Boogat : Citoyen du monde
Avec El Dorado Sunset, son premier album «officiel» en espagnol, Boogat renouvelle, du même coup, son passeport musical.
Forte de trois disques francophones, une poignée de maxis et de nombreuses collaborations dans les langues de Molière, Shakespeare et Cervantès, la discographie de Boogat compte finalement un premier album complet en espagnol. «Ça a adonné comme ça», tranche le MC en revenant sur sa transition vers le rap latin, un choix qui s’est fait en collaboration avec le beatmaker Poirier, co-réalisateur d’El Dorado Sunset. «En 2010, il m’a demandé de faire une track en espagnol – Kalima Shop Titi – avec lui, qui est sortie sous la petite étiquette argentine Zizek Records», se rappelle-t-il. «Eh bien, avec une seule chanson en espagnol, sur un label nébuleux, dans un pays à l’autre bout de la planète, j’ai eu plus de press qu’avec trois albums chantés en français! C’est là que je me suis dit: “O.K., alors!”»
DJ… et psychologue
Comme son sous-titre l’indique – El Gran Baile de las Identidades (Le grand bal des identités) –, El Dorado Sunset poursuit la quête identitaire qui tapisse l’œuvre de Boogat, sans en faire le sujet de prédilection de cette parution. «J’y aborde aussi l’amour, la migration et le nightlife», glisse Boogat, avant de s’étendre sur ce dernier point. «À force de côtoyer Poirier, je me suis rendu compte que les bons DJ sont ceux qui font de la “psychologie interactive”», s’exclame le rappeur. Un peu plus tard, il expliquera que «lors de soirées qu’on faisait ensemble, il lui arrivait de me dire: “Checke la réaction de la foule à la prochaine chanson” et il n’enchaînait pas avec le hit du moment, il y allait avec un truc vraiment méconnu et la crowd devenait malade mentale quand même»! Une réaction en chaîne que le duo cherche à reproduire en studio depuis.

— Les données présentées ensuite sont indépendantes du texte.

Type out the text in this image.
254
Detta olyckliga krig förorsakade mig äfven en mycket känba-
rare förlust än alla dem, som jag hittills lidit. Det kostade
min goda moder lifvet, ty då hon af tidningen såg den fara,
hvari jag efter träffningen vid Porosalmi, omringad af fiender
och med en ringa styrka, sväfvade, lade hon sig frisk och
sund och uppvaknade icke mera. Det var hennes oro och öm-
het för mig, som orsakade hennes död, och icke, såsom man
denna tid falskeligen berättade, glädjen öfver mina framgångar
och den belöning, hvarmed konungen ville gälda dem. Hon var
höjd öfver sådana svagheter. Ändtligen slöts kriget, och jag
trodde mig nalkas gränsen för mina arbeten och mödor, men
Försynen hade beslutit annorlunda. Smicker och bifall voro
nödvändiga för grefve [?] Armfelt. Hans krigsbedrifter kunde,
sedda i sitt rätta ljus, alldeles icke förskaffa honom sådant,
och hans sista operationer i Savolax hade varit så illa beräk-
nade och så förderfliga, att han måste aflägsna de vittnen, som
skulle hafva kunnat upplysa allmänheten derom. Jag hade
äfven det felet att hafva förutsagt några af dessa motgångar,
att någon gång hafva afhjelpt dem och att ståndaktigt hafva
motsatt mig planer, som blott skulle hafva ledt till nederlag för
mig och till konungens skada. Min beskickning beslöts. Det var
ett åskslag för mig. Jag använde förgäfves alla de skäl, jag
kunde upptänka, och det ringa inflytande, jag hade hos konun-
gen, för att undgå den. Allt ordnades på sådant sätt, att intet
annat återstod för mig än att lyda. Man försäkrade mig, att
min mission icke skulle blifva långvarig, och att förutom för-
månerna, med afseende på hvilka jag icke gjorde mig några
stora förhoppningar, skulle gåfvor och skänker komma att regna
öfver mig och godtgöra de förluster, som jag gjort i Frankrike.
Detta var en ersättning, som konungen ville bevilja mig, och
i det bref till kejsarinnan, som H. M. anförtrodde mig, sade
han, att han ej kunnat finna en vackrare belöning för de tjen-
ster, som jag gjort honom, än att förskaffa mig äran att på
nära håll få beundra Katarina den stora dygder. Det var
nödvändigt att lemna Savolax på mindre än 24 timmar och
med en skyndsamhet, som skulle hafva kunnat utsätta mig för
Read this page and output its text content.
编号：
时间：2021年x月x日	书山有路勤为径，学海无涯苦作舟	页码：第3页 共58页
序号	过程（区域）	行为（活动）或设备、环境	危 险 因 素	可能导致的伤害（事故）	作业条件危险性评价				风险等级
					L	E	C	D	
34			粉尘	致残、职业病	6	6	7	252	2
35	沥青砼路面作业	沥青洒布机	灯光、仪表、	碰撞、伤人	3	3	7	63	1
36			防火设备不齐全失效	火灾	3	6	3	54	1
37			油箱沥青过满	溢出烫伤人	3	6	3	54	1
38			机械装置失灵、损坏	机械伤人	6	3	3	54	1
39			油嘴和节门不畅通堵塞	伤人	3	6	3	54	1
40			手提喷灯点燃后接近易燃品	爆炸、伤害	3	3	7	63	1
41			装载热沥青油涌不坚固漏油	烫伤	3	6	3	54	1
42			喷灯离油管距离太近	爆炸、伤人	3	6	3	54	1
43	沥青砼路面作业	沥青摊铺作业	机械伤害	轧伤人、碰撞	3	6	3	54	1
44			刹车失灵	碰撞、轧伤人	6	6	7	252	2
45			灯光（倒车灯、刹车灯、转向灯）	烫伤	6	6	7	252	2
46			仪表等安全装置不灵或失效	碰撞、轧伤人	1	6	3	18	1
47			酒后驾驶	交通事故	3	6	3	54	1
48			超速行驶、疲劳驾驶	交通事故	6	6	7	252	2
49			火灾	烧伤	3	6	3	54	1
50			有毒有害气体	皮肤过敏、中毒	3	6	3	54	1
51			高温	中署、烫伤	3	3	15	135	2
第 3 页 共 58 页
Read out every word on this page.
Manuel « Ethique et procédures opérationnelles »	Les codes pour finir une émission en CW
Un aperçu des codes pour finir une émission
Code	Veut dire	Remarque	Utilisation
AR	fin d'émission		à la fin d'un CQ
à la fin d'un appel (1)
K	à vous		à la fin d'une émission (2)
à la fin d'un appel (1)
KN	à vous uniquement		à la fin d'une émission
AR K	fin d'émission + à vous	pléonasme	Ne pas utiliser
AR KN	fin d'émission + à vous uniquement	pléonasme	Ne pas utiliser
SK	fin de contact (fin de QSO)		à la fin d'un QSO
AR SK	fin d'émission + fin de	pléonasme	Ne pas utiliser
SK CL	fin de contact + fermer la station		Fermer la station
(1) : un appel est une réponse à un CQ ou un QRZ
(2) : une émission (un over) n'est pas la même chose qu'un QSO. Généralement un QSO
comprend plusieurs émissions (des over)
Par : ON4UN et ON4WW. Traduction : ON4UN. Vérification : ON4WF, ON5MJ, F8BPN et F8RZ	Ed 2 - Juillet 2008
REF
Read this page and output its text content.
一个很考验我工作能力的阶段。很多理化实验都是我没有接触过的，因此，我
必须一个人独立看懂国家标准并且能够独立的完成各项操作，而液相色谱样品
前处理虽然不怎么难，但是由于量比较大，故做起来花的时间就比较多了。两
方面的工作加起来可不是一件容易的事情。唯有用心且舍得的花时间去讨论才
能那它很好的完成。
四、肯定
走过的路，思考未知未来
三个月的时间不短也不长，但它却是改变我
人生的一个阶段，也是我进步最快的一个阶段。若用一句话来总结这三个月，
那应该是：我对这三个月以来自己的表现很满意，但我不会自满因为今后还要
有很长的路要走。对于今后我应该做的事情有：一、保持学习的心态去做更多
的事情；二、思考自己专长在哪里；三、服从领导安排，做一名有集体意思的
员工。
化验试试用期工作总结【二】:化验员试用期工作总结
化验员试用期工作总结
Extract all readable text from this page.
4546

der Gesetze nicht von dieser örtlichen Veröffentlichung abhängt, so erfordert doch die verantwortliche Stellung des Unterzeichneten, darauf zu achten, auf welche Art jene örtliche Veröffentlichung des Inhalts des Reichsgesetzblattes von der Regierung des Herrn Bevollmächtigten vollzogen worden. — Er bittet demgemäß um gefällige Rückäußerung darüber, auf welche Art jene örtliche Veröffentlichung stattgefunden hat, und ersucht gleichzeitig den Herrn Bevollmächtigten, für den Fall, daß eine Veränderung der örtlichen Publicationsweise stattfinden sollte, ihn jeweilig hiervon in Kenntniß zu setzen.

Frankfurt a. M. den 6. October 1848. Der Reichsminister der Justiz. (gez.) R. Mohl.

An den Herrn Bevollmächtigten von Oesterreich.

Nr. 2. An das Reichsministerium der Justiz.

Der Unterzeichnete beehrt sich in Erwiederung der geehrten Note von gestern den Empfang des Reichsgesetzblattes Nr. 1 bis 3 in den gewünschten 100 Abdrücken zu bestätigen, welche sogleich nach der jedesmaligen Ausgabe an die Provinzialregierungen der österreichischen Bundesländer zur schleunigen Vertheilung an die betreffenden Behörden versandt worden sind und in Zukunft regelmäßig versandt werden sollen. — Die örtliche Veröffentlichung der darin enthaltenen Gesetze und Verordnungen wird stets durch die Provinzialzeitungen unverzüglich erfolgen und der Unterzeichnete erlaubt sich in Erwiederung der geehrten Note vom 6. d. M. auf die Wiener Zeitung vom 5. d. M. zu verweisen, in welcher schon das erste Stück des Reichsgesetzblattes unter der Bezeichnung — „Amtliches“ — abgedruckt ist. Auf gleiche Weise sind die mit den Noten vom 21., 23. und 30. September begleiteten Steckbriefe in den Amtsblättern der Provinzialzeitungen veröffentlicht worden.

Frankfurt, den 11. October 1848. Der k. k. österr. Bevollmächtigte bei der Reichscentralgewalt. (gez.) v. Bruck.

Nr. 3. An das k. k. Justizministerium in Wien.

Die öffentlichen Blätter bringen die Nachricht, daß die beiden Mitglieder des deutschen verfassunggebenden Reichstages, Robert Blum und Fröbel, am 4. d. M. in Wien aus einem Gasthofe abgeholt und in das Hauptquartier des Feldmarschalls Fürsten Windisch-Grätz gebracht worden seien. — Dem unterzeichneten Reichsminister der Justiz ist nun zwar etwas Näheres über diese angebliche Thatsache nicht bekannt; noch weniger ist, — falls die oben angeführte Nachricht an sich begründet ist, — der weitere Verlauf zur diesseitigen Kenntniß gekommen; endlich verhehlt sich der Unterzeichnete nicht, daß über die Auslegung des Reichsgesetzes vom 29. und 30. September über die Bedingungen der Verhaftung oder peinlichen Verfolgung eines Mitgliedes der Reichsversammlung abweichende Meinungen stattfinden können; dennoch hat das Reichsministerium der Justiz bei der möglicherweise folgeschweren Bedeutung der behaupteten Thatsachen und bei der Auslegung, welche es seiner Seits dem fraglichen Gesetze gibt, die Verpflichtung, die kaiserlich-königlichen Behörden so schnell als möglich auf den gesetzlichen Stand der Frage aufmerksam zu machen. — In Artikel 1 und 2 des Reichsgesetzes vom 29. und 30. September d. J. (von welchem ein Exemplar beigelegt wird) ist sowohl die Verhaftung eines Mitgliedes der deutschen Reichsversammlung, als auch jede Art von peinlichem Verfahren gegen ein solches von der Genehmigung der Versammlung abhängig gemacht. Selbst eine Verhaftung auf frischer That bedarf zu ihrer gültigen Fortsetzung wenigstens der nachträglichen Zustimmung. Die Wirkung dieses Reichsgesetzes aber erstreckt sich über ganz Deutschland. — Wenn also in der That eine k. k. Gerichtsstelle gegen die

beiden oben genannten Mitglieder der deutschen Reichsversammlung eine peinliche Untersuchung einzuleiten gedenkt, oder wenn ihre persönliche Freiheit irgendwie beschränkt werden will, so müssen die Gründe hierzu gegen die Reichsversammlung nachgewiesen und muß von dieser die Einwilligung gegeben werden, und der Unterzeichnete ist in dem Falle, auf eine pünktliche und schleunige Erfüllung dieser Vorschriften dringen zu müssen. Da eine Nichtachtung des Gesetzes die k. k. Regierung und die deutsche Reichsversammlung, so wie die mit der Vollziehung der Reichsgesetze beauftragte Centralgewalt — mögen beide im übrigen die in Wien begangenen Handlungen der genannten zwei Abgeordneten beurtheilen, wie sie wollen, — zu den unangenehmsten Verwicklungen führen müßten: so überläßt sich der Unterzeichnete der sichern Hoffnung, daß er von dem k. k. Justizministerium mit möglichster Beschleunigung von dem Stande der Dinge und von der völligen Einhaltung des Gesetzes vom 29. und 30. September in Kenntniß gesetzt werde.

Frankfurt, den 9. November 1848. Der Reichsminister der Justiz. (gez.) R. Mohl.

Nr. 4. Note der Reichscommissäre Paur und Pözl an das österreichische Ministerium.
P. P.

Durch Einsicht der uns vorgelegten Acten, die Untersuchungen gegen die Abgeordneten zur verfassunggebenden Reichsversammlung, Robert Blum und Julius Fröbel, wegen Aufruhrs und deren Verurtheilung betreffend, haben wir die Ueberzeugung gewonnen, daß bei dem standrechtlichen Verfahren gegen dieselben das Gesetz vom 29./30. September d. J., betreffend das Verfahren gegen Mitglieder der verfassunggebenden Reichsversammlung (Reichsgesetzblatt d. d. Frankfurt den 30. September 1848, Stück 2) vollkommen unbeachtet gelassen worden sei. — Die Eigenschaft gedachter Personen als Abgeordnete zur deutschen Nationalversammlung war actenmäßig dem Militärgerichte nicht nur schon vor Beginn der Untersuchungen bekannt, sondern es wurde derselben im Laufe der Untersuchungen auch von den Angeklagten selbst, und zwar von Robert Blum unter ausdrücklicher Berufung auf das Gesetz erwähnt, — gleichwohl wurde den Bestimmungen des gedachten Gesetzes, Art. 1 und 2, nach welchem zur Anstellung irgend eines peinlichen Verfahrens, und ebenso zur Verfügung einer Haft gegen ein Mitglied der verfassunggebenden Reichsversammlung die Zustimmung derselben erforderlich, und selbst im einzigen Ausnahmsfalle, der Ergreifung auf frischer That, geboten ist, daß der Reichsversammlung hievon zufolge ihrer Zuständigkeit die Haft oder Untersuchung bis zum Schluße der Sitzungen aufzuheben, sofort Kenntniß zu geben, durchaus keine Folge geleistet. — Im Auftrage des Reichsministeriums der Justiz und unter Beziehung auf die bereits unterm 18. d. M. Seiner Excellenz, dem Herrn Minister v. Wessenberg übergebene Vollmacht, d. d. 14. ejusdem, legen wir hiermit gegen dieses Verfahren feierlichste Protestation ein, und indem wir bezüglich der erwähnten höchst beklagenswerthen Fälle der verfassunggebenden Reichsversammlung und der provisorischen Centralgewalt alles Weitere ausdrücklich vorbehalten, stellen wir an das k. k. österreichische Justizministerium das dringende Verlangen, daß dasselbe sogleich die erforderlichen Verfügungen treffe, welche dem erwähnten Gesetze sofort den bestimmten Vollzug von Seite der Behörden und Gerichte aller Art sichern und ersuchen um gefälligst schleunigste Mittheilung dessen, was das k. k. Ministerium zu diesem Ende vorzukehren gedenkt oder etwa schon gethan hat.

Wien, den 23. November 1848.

«C’est pour ça que ma musique est maintenant plus orientée vers la scène», poursuit Boogat, faisant valoir que plus une pièce est grandiloquente, plus elle risque d’ankyloser une performance, voire une tournée entière – «tu ne peux pas traîner un piano en tournée juste pour une track!», justifie-t-il tout en pointant qu’El Dorado Sunset lui servira de ticket pour les États-Unis et, potentiellement, pour l’Europe aussi. «De bonnes tounes, c’est de bonnes tounes live», résume l’artiste. «Pourquoi ça demeure si bon, les Beatles? Parce que c’était malade, live!»
Un bon plan
El Dorado Sunset compte également sur la participation d’une brochette étonnante de musiciens éclatés locaux (Kid Koala et Serge Nakauchi Pelletier de Pawa Up First, pour ne nommer que ceux-là) et internationaux (comme Lido Pimienta), des partenaires de choix rencontrés au fil des collaborations et voyages. Il en résulte une œuvre à l’image de l’artiste et de sa ville d’adoption. «En étant trilingue et en habitant Montréal, j’ai eu accès aux raps francophone, anglophone et latino, que j’ai analysés puis assimilés. Ça me donne des tounes malades!» lance-t-il fièrement, pour ensuite se faire plus humble. «La durée de vie d’un disque étant d’un an si ça va bien, deux ans si ça va super bien et six mois si ça va mal, je fais la moyenne et je prévois lancer un autre CD dans un an. On est donc déjà en studio à travailler de nouvelles pièces!»